その日は、空模様も快晴で朝のホームルームには、教室にもセミの声が忙しなく聞こえていた。

「はーい。ではホームルーム始まーす」

 私の前に座る、神木さんもこの頃では常に、半袖で過ごしていて、春頃の重装備で完全ステルス状態とはいかない様子だった。

 教室を見渡すと、今日は青木くんがまだ来ていない。

「青木くんが遅刻なんて珍しいね」

 神木さんは、あまり興味なさそうに、振り向く事も無く。肩おすぼめて、さぁー。と言うジェスチーだけ返して来た。

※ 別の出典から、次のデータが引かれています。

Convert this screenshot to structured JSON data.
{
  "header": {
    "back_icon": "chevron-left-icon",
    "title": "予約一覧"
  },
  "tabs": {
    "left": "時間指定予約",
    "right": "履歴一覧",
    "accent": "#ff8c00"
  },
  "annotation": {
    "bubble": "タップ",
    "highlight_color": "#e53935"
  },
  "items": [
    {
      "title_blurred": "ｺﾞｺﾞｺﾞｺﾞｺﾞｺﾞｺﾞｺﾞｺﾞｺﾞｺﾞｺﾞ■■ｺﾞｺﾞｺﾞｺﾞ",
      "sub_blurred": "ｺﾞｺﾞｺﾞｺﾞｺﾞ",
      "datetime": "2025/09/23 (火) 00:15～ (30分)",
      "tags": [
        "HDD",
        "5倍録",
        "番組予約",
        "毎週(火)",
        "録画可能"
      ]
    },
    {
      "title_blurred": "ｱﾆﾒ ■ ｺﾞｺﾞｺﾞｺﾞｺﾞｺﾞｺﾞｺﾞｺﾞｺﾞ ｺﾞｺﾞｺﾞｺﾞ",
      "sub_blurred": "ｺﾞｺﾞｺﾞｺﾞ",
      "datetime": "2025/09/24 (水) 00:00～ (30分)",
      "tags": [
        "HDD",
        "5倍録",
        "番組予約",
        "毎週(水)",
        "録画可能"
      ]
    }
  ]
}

 青木くんとは部活動が同じ、つまり彼もアニ研の部員だ、入部したのは彼の方が先だったので、ANM症候群についても、わからない事は、何かと彼に頼ることが多い。クラスでも話が出来る唯一の男子だった。最近は、アニ研にもちょくちょく顔を出す様にしている。仮入部期間も終わって、正式な部員になった。折角入部した事だし、でも大抵、部室にいるのは青木くんとメガネ先輩の二人くらいで、時折、偲ちゃんが顔を出すので、五人でお茶しながら、アニメや漫画。おすすめの本の話をする。

ああ、五人なのは、私が「今日は部室に顔出してから帰るね」と言うと、神木さんもついて来るからだ。部室にいる彼らは、本当にイキイキと話すし、アニメが好きなのが伝わってくる。時折、深ーい、深ーい。マニアックな話になると、私と神木さんは付いて行けなくて、苦笑いをして過ごす。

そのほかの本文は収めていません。